Download one or all of the below Kaggle datasets and add a folder like so:

mkdir cdk/example-data/video-game-sales/video-game-sales.csv

From Kaggle:

  1. Video Game Sales Data
  2. Student's Performance in Exams
  3. Titanic

Already included:

  1. Synthetic Wind Farm Turbines Data

(Kaggle Dataset Questions)

  • who were the biggest game publishers in the decade 2000-2010? And give me the total sales
  • what years were the biggest sales for nintendo?
    • and list the biggest game for each year. put this all in table format
  • on the titanic, for each class what was the percentage of passengers who survived?
  • what were the latest turbine temps?
  • what was the average temp for turbine 1 on 20 August?

Connecting to RDS Database

Required Steps:

  1. Update the db_connection_string parameter in cdk/cdk/main_stack.py. Click here to go to the specific line
  2. Update dialect to your DB's dialect in chainlit-app.py. Click here to go to the specific line
  3. Ensure the Fargate task has necessary IAM permissions and networking to access your RDS instance
  4. Configure RDS security groups to allow access from the Fargate service
  5. Re-deploy using cdk deploy

The connection string follows this format:

{dialect}://{username}:{password}@{host}:{port}/{database_name}

Example:

db_connection_string = "postgresql://myuser:[email protected]:5432/mydatabase"

Security Considerations:

  1. Never commit credentials to version control
  2. Use AWS Secrets Manager for storing database credentials
  3. Ensure your RDS security group allows inbound traffic from the Fargate service's security group
  4. Use SSL/TLS for database connections when possible
  5. Consider using IAM Authentication

Supported Database Types:

  • PostgreSQL
  • MySQL
  • Amazon Aurora
  • Other SQL databases supported by SQLAlchemy

Prompt Engineering

The LLM system prompts are generalised to work with any dataset - howver you may find it beneficial to customise the prompts to your dataset.
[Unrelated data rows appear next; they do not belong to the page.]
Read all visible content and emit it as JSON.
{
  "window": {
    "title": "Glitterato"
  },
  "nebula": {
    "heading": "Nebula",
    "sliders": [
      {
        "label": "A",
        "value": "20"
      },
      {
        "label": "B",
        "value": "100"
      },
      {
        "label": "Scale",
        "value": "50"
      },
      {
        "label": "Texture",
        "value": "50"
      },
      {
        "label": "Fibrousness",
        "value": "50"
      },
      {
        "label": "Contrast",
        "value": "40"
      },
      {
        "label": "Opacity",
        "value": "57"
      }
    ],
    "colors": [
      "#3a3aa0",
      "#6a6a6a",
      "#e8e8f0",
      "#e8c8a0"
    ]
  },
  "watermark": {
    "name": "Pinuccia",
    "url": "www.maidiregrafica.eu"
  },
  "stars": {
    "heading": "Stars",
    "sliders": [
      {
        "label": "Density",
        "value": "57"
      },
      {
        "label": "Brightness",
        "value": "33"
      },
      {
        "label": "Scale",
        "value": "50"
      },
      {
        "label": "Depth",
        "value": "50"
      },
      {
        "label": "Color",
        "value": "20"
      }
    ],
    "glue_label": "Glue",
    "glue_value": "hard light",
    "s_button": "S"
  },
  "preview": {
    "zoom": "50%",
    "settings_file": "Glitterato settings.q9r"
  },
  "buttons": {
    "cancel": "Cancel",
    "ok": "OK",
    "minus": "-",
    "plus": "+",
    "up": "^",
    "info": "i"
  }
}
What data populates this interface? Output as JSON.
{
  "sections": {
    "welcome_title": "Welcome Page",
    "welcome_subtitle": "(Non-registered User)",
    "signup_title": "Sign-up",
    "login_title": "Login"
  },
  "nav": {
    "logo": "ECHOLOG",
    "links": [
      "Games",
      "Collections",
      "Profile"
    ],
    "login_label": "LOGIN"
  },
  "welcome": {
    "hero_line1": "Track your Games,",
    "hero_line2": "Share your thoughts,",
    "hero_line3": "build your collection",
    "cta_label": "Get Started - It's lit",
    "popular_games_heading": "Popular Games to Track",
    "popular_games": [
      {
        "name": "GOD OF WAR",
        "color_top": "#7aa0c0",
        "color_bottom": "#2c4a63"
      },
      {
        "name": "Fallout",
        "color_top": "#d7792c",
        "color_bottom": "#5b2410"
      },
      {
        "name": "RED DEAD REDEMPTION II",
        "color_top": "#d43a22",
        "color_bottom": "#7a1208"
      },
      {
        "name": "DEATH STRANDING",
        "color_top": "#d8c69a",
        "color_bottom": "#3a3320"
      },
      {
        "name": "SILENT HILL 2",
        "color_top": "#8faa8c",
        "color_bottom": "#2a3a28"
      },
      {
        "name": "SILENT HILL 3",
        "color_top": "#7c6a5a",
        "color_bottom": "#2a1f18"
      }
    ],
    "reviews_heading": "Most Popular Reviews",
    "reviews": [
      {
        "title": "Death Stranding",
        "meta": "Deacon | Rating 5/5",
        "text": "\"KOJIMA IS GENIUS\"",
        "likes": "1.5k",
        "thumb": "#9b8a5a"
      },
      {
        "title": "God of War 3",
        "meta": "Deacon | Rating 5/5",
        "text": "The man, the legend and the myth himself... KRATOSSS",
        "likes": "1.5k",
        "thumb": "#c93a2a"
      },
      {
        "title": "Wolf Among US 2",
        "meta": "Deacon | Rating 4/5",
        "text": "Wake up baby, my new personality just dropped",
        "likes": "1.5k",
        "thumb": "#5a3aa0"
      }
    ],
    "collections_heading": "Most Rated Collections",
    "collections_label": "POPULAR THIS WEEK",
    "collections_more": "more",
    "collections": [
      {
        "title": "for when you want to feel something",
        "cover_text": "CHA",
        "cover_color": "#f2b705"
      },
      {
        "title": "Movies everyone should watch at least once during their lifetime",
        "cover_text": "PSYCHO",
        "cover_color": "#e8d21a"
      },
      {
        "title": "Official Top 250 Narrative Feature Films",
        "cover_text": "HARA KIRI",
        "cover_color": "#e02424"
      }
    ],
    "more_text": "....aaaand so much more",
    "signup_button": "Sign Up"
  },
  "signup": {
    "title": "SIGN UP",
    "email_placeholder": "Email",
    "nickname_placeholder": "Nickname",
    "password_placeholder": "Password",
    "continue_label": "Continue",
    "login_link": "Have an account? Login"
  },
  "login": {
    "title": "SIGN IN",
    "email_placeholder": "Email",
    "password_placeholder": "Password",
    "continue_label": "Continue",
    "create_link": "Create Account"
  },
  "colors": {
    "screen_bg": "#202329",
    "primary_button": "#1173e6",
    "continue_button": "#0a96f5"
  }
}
Edit the prompts in eihter:

Local Development

  1. From the root folder of the project repository, install requirements.
pip install -r requirements.txt
  1. Create a .env file in the top level folder. You can find the required environment variables from the CloudFormation Outputs.
ATHENA_CONNECTION_STRING="<PASTE_ATHENA_CONNECTION_STRING_HERE>"
BEDROCK_PROMPT_ID_1="ABC123456" 
BEDROCK_PROMPT_ID_2="XYZ123456"
AWS_DEFAULT_REGION="<REGION>"
OAUTH_COGNITO_CLIENT_ID="<CLIEN_ID>"
OAUTH_COGNITO_CLIENT_SECRET ="<CLIENT_SECRET>"
OAUTH_COGNITO_DOMAIN="<COGNITO_DOMAIN>"
CHAINLIT_AUTH_SECRET="<CHAINLIT_SECRET>"
  1. Run Chainlit App
chainlit run -w chainlit-app.py

Architecture

Architecture

AWS Services:

  • Amazon S3 for data storage
  • AWS Glue for data cataloging and ETL
  • Amazon Athena for querying data lakes
  • Amazon Elastic Container Service (ECS) Fargate for scalable, serverless deployment
  • Amazon Elastic Container Registry (ECR) for registering Docker images
  • Amazon Bedrock for Large Language Model's (LLM) on-demand
  • Application Load Balancer
  • Amazon CloudFront
  • Amazon Cognito for user management
  • Amazon CloudWatch for logging
  • AWS Identity and Access Management (IAM) for access controls
  • AWS Secrets Manager
  • Amazon Virtual Private Cloud (VPC)
  • CDK generated resources:
    • AWS Lambda

NOTES:

  1. Customers should consider using AWS WAF with Amazon CloudFront and their Application Load Balancers (ALB), it is a web application firewall that helps protect web applications from attacks by allowing you to configure rules that allow, block, or monitor (count) web requests.